Waking up, he decided, was a generous term for it. It was actually more like coming out of a sticky, sucking fog. Eventually, though, Jim forced his eyes open and he was amazed at how difficult that was. Somehow, pus had hardened his eyelids together while he'd been unconscious and so Jim had to rub at his eyes hard enough to get them to open again. When he'd finally managed to rub most of the stuff away, the first thing he realized was that it was still night. The moon was still up. And when he turned over on his side, his body still aching enough to warrant lying down a few more minutes, Jim's eye had ended up nearly two inches from the raised point of an abandoned needle.

"Shit!"

Jim leapt up, ignoring the stretched feeling in his muscles, and stared at the needle as the tip glinted silver in the moonlight. It wasn't the same syringe, but that'd been a close one – too close for him, that was for sure. That was it. He'd have to find somewhere else to sleep. Staying on this section of the beach was going to kill him.

Jim froze where he was as the memory of the dream...vision...hallucination came flooding back to him. Oberon, the fake beach, the curse and the suicide sacrifice into oblivion...? Jim rubbed at his head and tried to tell himself that it'd just been the weird ass powder that the foreign guy had given him. It was a bad trip. That was all. A hallucination that had merely told him straight out what he'd been thinking for the past couple of months – that maybe it was better to kill himself instead of living as he was.

His foot hurt. Jim lifted up his foot, took off his worn-out shoe, and examined the wound. In the moonlight, the wet blood looked a little like blackberry juice... Jim shuddered and forced his attention onto his wound. It wasn't bleeding that bad, but it really should have scabbed up by now. Jim gave himself a mental reminder to get an AIDS test as soon as possible.

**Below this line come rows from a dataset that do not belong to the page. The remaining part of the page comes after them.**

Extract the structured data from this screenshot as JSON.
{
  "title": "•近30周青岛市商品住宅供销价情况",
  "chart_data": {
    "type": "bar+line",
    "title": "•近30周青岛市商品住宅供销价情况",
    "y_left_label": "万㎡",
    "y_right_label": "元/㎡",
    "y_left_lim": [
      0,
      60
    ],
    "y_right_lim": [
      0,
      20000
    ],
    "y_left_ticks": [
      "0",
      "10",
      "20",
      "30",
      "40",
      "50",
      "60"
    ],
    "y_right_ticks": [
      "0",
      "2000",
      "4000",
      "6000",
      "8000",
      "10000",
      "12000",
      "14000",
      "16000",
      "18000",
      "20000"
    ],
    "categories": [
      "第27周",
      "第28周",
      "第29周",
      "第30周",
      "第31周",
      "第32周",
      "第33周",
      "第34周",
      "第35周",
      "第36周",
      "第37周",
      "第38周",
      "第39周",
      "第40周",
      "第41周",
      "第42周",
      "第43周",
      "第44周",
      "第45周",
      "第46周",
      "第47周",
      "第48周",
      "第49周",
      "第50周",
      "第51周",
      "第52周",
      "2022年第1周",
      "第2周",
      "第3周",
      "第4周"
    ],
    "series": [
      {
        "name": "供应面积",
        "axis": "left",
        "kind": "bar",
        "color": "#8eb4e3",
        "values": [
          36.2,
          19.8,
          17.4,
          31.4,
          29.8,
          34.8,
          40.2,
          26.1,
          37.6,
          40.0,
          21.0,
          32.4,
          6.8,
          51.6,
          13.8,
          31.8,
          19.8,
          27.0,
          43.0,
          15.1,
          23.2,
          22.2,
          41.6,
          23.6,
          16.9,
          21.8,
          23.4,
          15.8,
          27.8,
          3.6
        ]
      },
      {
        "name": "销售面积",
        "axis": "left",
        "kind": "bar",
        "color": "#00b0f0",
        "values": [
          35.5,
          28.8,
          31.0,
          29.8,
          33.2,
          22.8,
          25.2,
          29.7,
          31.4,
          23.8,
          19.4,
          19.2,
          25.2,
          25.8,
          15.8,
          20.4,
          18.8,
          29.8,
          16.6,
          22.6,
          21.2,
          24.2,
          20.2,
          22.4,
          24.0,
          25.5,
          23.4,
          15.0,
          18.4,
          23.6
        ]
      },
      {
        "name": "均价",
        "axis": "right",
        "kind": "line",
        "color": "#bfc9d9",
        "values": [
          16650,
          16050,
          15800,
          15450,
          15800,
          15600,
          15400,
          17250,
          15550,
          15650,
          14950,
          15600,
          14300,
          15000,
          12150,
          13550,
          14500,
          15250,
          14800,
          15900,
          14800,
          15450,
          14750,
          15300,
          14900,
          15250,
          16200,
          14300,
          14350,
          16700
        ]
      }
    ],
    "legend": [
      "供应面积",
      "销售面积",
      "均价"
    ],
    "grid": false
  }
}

"Can't stay here tonight," Jim said to himself and picked up his stuff – only an old backpack that had traveled with him since he'd run away from home – before walking up towards the parking lot next to the beach. The city was only a five-minute walk away and Jim was determined to keep on moving and not think about what he'd just seen. There was no Oberon. There was no curse. And no matter how vivid and how real the hallucination had been, it'd just been a bad trip. That was all. It'd just been a bad trip...

"Is good, yes?" a voice asked him. Jim spun around and the man was there, bony face and top hat and yellow caked teeth grinning at him in the moonlight. "Is nice? You like trip to fairyland? Want more?" The man – Oberon? – held out a few more of the small vials in his hand, the silver powder inside sparkling like the stars in the sky.

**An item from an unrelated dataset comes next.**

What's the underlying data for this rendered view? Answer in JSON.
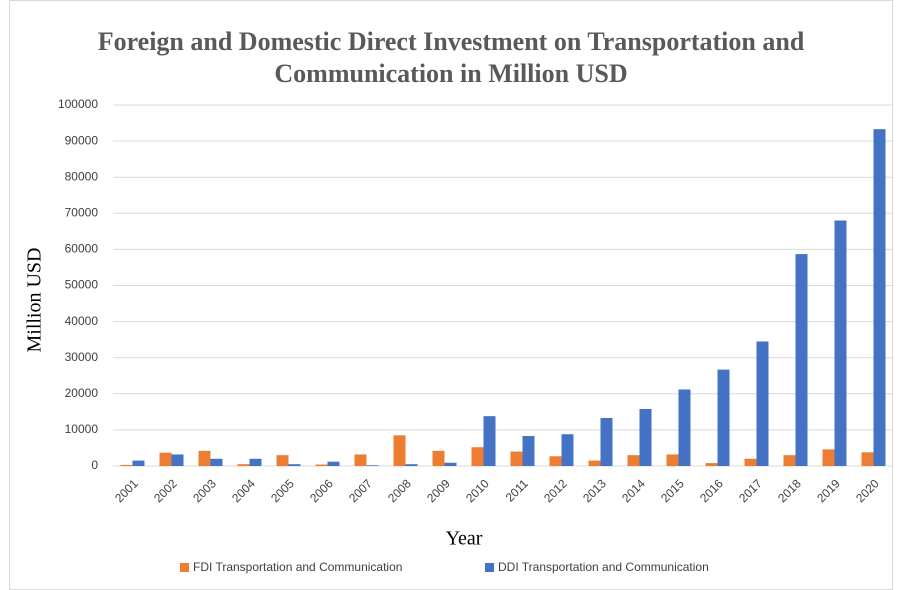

Jim stared at the man, unable to say anything. He looked as he had before – ugly teeth and weird outfit and long, straggly hair. Jim felt dizzy just looking at him, and closed his eyes, trying not to faint. The man just stood there and watched him as Jim swooned. When Jim opened his eyes, he saw the man shake his head in disgust.

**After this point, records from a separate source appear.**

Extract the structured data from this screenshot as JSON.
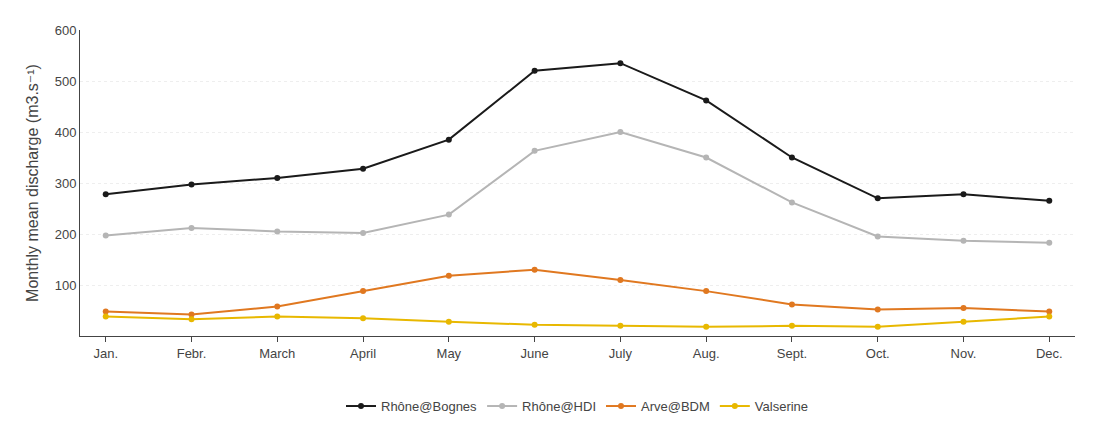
{
  "chart_data": {
    "type": "line",
    "categories": [
      "Jan.",
      "Febr.",
      "March",
      "April",
      "May",
      "June",
      "July",
      "Aug.",
      "Sept.",
      "Oct.",
      "Nov.",
      "Dec."
    ],
    "series": [
      {
        "name": "Rhône@Bognes",
        "color": "#1a1a1a",
        "values": [
          278,
          297,
          310,
          328,
          385,
          520,
          535,
          462,
          350,
          270,
          278,
          265
        ]
      },
      {
        "name": "Rhône@HDI",
        "color": "#b5b5b5",
        "values": [
          197,
          212,
          205,
          202,
          238,
          363,
          400,
          350,
          262,
          195,
          187,
          183
        ]
      },
      {
        "name": "Arve@BDM",
        "color": "#e07820",
        "values": [
          48,
          42,
          58,
          88,
          118,
          130,
          110,
          88,
          62,
          52,
          55,
          48
        ]
      },
      {
        "name": "Valserine",
        "color": "#e8b800",
        "values": [
          38,
          33,
          38,
          35,
          28,
          22,
          20,
          18,
          20,
          18,
          28,
          38
        ]
      }
    ],
    "y_label": "Monthly mean discharge (m3.s⁻¹)",
    "ylim": [
      0,
      600
    ],
    "yticks": [
      100,
      200,
      300,
      400,
      500,
      600
    ],
    "grid": true,
    "legend": "bottom",
    "marker": "circle",
    "line_style": "solid"
  }
}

"Stupid bum," the man said and turned around, the powder inside of the vials held in the man's hands glinting at him as if saying goodbye.

Jim watched him disappear before turning around and heading again towards the big city. The blackberry taste of the powder was still with him, reminding him of his daddy and of the vision and of all the other things that he didn't want to think about, but had to. Maybe it hadn't really happened. Maybe Jim had just had a bad trip and Oberon had just been a dream, a hallucination. Maybe everything really was okay and Jim had never hurt anyone and would never hurt anyone. It was probably a dream. It had to have been a dream.

...But what if it was true? Jim closed his eyes and remembered everything; the way the other Jims had looked, the way the beach had appeared scribbled, Oberon's cruel enjoyment of Jim's confused denial. Then he imagined what it must be like to be a rapist, a pedophile, a murderer. And then he imagined all the people he would hurt.

And so Jim opened his eyes and walked into the city, wondering just how long it would take to work up the courage to die.